Passing and R6 Class to Quarto
Quarto has many improvements over RMarkdown, plus a couple of limitations, one being that you cannot pass R objects as parameters to a Quarto document in the way the RMarkdown would accept them. Quarto receives parameters serialized as yaml, so only text, numeric, boolean (received as TRUE="yes" and FALSE="no") and lists can be passed. There are instances when you may wish to pass a complex object, for example an R6 class instance, as a paramater for Quarto. One way to do this is to first serialize the object and then pass it as a serialized JSON object.
Preparing data
The code below simply creates a data frame and a list. The data frame contains 1000 rows and 1000 columns and the list contains 1000 members.
1n_row <- 1000
2n_col <- 1000
3
4d <- as.data.frame(matrix(rnorm(n_row * n_col), n_row, n_col))
5l <- as.list(rnorm(n_row))
In order to explore passing data vs. passing an R6 class we'll create a simple R6 class:
1R <- R6::R6Class("R",
2 public = list(
3 data = NULL,
4 list = NULL,
5 initialize = function(data = NULL, list = NULL) {
6 self$data = data
7 self$list = list
8 }
9 )
10)
This class simply holds the data frame and list and returns them. We can create an instance of the class with the data defined above as follows:
1r <- R$new(data = d, list = l)
Quarto Doc 1 - sending data frame and list as parameters
The first Quarto document, quarto_01.qmd
accepts two parameters - a data frame and a list.
1---
2title: "data test 01"
3format: html
4engine: knitr
5params:
6 mydata: NULL
7 mylist: NULL
8---
9
10Imported two items: tibble and list.
11Number of rows in tibble: `r nrow(params$mydata)`
12Number of items in list: `r length(params$mylist)`
Rendering the Quarto document produces the following output. It should be noted that when rendered, the data frame is passed as a list since Quarto does not have a concept of data frames and therefore the term nrow(params$mydata)
fails to report the number of rows.
1quarto::quarto_render("quarto_01.qmd", execute_params = list(mydata = d, mylist = l))
In order to pass the data frame we'll need to serialize it to a JSON representation and unserialize it once passed. We can do this using {jsonlite} as follows:
1---
2title: "data test 01A"
3format: html
4engine: knitr
5params:
6 mydata: NULL
7 mylist: NULL
8---
9
10```{r}
11#| echo: false
12df <- jsonlite::fromJSON(params$mydata)
13```
14
15Imported two items: data frame and list.
16Number of rows in data frame: `r nrow(df)`
17Number of items in list: `r length(params$mylist)`
Now when rendered, we get the following output:
1quarto::quarto_render("quarto_01A.qmd", execute_params = list(mydata = jsonlite::toJSON(d), mylist = l))
Quarto Doc 2 - sending the R6 class instance as a parameter
The final Quarto document, quarto_02.qmd
accepts just a single parameter for the R6 class instance. In this case we serialize the R6 class and then pass it using jsonlite::JSONserialize()
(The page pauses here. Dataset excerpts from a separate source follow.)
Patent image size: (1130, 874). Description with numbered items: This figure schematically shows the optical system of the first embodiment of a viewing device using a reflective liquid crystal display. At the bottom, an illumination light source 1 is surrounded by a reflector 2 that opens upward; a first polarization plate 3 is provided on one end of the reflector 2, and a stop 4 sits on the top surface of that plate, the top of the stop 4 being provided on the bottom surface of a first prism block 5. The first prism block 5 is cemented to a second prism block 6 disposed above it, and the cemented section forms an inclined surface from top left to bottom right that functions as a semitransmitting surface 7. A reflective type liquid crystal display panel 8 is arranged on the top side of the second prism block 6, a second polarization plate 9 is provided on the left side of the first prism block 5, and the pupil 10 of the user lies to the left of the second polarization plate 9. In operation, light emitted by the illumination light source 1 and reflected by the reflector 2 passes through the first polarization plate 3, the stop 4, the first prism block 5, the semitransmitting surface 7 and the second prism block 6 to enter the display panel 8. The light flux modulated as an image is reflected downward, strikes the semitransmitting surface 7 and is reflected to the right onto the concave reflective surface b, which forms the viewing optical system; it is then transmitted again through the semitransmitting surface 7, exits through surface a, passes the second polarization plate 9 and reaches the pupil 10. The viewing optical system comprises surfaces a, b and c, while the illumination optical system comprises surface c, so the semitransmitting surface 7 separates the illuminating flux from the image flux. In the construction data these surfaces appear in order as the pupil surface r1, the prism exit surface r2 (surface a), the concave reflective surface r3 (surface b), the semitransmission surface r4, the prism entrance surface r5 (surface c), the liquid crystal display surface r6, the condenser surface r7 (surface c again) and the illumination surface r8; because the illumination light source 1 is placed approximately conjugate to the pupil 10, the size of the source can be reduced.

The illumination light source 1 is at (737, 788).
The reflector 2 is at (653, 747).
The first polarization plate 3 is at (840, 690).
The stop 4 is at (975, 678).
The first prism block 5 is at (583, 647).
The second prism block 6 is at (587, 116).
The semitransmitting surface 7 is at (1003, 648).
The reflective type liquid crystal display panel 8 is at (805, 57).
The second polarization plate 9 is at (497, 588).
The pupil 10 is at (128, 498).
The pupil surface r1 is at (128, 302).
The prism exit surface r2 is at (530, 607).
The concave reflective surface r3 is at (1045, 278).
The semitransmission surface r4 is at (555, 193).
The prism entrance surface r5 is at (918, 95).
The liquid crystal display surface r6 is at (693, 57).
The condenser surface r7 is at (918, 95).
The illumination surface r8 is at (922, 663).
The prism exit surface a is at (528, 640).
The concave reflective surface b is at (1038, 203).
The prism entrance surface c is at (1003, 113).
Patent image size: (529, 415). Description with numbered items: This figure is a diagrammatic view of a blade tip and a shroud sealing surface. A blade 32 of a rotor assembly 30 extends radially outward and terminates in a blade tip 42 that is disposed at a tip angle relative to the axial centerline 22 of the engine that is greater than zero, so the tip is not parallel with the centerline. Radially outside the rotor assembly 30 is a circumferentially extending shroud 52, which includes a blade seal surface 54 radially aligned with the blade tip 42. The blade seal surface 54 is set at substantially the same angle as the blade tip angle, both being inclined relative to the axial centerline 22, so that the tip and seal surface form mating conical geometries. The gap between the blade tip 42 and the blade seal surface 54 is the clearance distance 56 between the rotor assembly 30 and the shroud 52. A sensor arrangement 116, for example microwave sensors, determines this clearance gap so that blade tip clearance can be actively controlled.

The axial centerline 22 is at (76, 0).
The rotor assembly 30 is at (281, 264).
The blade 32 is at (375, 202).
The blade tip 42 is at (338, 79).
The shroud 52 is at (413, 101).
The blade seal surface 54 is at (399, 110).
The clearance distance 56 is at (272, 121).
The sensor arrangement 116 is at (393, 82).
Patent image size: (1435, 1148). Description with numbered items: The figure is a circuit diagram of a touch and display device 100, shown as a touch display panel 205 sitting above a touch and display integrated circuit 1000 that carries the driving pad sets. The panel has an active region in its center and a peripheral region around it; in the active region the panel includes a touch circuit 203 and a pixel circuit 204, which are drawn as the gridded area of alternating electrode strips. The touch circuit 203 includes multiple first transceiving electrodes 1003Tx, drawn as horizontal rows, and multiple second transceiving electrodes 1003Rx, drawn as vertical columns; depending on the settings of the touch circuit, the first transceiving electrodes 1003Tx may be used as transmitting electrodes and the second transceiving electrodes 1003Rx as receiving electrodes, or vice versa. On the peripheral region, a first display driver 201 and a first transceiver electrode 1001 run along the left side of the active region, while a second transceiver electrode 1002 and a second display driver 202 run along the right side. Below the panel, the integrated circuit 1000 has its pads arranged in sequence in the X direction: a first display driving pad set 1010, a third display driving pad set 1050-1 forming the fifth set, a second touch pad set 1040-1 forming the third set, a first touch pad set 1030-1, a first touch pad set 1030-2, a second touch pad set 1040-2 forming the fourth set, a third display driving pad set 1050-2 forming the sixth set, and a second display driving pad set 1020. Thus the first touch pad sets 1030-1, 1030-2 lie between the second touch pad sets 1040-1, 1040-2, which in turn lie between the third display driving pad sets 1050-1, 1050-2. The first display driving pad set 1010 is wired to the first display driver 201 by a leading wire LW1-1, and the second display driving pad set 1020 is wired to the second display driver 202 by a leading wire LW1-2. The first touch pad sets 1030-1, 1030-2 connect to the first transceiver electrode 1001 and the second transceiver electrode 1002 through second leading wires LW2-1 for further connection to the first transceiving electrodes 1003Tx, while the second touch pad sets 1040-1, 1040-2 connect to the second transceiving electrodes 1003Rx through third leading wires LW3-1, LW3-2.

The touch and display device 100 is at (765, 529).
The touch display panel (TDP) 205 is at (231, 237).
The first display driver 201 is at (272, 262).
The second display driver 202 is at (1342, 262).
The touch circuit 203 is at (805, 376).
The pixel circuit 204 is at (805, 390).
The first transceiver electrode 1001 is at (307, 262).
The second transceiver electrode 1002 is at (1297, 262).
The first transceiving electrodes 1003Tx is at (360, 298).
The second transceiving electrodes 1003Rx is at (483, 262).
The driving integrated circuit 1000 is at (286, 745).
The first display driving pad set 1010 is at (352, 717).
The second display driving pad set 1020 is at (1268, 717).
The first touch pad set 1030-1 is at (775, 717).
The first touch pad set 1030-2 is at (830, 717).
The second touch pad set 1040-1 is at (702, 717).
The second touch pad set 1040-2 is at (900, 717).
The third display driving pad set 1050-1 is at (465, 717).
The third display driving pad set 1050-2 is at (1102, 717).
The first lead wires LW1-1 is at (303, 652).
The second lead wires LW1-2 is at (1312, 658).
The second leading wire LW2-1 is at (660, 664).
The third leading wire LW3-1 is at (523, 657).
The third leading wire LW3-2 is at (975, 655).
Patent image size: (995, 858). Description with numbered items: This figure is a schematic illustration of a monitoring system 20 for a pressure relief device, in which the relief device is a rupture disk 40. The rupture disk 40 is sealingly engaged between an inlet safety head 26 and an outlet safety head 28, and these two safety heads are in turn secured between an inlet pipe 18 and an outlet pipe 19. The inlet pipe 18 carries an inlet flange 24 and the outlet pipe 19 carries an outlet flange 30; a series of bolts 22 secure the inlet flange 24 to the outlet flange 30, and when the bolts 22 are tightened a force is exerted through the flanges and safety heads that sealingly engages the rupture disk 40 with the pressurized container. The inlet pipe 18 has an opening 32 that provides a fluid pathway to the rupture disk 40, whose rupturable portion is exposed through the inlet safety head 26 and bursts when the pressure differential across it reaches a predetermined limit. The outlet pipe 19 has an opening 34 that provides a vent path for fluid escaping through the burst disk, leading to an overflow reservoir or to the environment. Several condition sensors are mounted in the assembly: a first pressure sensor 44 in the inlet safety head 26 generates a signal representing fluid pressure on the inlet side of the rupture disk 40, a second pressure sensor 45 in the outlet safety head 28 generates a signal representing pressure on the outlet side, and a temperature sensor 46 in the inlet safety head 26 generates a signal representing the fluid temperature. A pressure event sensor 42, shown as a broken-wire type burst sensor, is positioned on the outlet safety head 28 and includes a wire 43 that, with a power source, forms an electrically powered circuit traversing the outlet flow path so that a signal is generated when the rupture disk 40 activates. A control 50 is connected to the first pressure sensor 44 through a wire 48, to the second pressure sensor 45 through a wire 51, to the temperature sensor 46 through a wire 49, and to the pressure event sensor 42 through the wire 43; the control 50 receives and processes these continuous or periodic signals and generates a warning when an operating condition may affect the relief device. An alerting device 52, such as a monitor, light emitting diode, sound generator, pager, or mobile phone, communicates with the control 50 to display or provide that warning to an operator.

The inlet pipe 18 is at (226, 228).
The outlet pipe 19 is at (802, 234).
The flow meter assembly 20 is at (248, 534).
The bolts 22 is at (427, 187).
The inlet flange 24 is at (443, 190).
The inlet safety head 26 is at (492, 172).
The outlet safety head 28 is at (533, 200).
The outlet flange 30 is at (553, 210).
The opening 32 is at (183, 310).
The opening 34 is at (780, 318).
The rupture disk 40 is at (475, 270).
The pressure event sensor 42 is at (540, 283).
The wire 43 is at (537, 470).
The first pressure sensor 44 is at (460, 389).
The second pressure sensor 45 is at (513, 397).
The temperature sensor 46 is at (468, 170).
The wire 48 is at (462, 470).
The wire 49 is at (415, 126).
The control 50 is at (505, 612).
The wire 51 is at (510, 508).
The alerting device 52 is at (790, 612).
. When received by the Quarto document we simply reverse the procedure. The class itself has to be serialized first as using jsonlite::JSONserialize()
on the class instance, r
results in passing the class structure as a parameter and not the class instance.
1---
2title: "data test 02"
3format: html
4engine: knitr
5params:
6 my_serialized_class: NULL
7---
8
9```{r}
10#| echo: false
11r_class <- unserialize(jsonlite::unserializeJSON(params$my_serialized_class))
12```
13
14Imported one items: R6 class.
15Number of rows in data frame: `r nrow(r_class$data)`
16Number of items in list: `r length(r_class$list)`
Rendering the document leads to the expected output.
1param_r6 <- jsonlite::serializeJSON(serialize(r, connection = NULL))
2quarto::quarto_render("quarto_02.qmd", execute_params = list(my_serialized_class = param_r6))
Performance
Times to render (including serializing and deserializing) are shown below. Surprisingly passing the R6 class was faster than than the data frame.
description | time (secs) |
---|---|
data frame and list, no serialization | 9.0 |
data frame and list, data frame serialized | 13.9 |
R6 class, serialized | 5.4 |
The effect is even more pronounced as the quantity of data increases. When n_row is increased 10-fold to 10000, the times become:
description | time (secs) |
---|---|
data frame and list, no serialization | 43.5 |
data frame and list, data frame serialized | 80.3 |
R6 class, serialized | 14.3 |
Conclusion
Complex objects, such as R6 classes, can be used in parameterized Quarto documents if properly serialized. Passing a serialized R6 class is more efficient than passing an equivalent data frame / list combination.